Japan Search RDF Model Primer (unofficial)

Japan Search is a national integrated cross-sectoral portal, with collection of metadata from local and national libraries, museums, archives to anime and broadcasting programs. It will be the starting point to search variety of creative content in Japan.

Japan Search data model
When, Where, Who, What
Some More Hints
EasySPARQL

Japan Search data model

Japan Search employs a hybrid databases: Elastic search engine and RDF store. While the former provides fast search and some pre-set tools on aggregated data, the latter adds normalized data for sophisticated SPARQL query.

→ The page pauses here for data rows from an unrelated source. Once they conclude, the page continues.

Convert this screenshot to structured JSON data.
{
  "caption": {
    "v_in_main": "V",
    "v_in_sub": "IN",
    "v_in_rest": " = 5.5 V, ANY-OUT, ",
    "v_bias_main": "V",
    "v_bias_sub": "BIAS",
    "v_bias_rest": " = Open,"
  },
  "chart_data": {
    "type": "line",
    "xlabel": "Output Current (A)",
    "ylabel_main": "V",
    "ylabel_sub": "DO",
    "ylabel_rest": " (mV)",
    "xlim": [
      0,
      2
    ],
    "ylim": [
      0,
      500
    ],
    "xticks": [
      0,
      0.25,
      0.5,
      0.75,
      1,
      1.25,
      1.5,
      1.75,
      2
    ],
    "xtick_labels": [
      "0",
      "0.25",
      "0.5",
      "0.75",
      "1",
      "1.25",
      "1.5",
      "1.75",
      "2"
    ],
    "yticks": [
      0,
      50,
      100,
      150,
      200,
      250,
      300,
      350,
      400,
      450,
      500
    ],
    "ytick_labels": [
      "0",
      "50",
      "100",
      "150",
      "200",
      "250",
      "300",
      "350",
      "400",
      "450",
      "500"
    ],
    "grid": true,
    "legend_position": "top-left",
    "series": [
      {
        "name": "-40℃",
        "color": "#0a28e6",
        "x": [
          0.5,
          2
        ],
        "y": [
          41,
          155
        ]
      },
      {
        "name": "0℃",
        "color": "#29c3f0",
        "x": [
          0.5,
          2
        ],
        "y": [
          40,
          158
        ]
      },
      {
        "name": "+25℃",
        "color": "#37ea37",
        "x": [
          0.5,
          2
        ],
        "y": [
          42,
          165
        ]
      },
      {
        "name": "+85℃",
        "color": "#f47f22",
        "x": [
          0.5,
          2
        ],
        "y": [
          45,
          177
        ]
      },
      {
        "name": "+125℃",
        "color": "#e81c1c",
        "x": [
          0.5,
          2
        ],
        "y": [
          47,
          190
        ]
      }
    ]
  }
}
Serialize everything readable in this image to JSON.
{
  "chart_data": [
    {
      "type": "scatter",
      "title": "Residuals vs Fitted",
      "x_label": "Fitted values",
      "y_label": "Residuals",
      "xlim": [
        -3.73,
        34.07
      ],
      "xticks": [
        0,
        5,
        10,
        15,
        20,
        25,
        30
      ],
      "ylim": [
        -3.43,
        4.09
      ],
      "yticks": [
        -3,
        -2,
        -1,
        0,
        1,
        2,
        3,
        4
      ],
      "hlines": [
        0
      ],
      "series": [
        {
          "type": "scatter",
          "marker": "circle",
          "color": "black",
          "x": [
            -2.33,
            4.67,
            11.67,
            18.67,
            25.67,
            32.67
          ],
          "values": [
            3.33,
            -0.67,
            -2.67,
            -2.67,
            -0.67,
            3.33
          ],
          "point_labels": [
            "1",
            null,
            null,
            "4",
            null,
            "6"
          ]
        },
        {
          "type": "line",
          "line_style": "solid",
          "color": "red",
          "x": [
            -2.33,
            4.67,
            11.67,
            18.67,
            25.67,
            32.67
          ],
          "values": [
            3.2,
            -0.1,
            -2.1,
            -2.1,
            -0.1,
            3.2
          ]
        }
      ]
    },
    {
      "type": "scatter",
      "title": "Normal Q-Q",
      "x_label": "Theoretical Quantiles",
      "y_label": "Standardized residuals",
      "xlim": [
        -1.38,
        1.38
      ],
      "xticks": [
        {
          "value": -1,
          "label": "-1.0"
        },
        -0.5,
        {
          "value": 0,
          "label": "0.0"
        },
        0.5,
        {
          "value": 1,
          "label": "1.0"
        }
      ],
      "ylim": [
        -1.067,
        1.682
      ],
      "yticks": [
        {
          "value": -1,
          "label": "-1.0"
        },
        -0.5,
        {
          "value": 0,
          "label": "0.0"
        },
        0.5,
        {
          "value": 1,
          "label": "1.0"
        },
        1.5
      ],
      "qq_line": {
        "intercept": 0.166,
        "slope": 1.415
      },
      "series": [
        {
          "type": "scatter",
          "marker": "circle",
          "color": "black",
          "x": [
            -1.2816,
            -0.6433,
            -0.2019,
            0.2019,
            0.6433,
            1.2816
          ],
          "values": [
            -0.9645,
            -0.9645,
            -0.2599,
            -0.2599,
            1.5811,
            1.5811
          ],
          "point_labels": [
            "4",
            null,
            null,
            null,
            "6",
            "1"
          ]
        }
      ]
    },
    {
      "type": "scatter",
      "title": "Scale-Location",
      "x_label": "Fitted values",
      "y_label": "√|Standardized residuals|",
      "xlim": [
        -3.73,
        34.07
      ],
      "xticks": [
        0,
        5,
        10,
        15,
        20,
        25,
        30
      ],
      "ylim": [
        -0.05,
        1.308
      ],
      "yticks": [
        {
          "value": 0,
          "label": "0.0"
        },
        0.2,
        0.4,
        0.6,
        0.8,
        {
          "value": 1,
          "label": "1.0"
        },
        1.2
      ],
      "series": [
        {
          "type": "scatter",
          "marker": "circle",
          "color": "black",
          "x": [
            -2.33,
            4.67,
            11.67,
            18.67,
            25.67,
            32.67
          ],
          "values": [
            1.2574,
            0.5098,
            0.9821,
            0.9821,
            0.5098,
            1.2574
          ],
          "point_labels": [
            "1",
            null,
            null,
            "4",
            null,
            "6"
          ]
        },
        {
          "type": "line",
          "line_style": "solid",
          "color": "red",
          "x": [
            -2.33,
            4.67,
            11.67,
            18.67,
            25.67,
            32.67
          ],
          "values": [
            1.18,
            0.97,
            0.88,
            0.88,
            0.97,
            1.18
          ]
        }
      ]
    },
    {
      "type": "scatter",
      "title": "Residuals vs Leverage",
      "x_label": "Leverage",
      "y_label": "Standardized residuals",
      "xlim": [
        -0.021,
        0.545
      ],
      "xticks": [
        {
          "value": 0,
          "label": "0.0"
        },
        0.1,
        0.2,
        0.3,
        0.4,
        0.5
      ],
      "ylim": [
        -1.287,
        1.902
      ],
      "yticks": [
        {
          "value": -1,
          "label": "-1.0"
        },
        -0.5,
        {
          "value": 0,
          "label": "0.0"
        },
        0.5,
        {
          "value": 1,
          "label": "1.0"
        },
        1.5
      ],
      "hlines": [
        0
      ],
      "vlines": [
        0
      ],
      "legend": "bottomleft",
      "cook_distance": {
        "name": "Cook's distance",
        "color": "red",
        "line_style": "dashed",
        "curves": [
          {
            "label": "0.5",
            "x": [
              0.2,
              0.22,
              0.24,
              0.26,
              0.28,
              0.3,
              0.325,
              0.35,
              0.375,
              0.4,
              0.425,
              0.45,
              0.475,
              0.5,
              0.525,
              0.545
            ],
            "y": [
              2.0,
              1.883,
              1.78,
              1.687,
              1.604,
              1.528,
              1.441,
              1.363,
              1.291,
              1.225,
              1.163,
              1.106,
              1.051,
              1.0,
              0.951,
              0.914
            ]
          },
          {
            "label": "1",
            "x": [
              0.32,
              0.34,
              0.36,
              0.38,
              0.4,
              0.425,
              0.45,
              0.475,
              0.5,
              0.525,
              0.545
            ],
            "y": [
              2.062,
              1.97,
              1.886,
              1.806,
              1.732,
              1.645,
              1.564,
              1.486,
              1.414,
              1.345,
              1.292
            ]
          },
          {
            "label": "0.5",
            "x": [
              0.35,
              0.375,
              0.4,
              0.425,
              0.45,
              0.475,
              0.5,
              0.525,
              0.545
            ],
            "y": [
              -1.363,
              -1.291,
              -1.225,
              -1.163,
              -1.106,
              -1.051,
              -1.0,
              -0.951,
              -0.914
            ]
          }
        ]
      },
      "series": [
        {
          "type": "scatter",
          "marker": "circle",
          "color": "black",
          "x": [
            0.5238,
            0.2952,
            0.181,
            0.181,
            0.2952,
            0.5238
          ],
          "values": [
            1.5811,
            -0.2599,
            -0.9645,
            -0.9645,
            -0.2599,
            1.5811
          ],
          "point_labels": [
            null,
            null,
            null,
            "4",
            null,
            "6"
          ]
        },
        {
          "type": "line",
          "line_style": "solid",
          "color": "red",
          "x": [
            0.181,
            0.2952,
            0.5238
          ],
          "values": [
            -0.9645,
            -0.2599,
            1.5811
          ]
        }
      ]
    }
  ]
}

Japan Search's RDF model (JPS RDF) is comprised of two major parts: (1) content description with normalized data, and (2) metadata about original (aggregated) data and contents access. The normalized part (1) has a set of simple schema.org descriptions, and corresponding structured descriptions.

Simple schema.org description

Because Japan Search aggregates variety of data from many sources, the JPS RDF normalizes data based on when (year base), where (prefecture or country base), who and what for easy access. Those values are described with simple schema.org properties e.g. schema:temporal, schema:spatial, schema:creator (or schema:contributor) and schema:about.

For example, "a work related to Okayama prefecture" is expressed as simple triple in Fig.1 (place:岡山 is the QName of normalized URI for Okayama prefecture).

In order to make the use of those data easier for non Japanese users, normalized resources in this model have English labels as schema:name with language tag "en" (Fig.2).

Each record (an item describing a work) in Japan Search has a label (rdfs:label) and a type. A query to find 陶磁 (ceramic) from Okayama prefecture looks like this:

A type URI has also an English schema:name (See available classes, labels and super classes). Some records present English schema:name as well (depends on the data provider). Therefore, the following query will get the same results as above, with optional English names (Do not forget to add language tags).

Note that the FILTER uses langMatches rather than simple lang, because JPS RDF tries to add English labels from Japanese Kana transcriptions if available (and if there is no English labels), and those machine generated English names are tagged as "en-jp" (langMatches appears to be quite heavy, we will instead use lang(?name)="en" || lang(?name)="en-jp" from here on).

Other simple schema.org properties will show you additional information on those items. Here we add schema:temporal and schema:creator as OPTIONAL since "where", "when", "who" are not necessarily present all on one record.

The result will show you how "when" and "who" information are organized: Temporal information is normalized in time: namespace, with the year as its local name (eg. time:1619). Time range is expressed as e.g. time:1500-1599 (which is equivalent to 16th century). A person (agent) is identified in the namespace chname: if normalized (cultural heritage name), and ncname: if not (non controlled name), with Japanese name as its local part. IRIs in chname: namespace have also English schema:name (see nomalized name index).

(Note the remaining examples omit PREFIX clauses for simplicity. They should work without them in this environment)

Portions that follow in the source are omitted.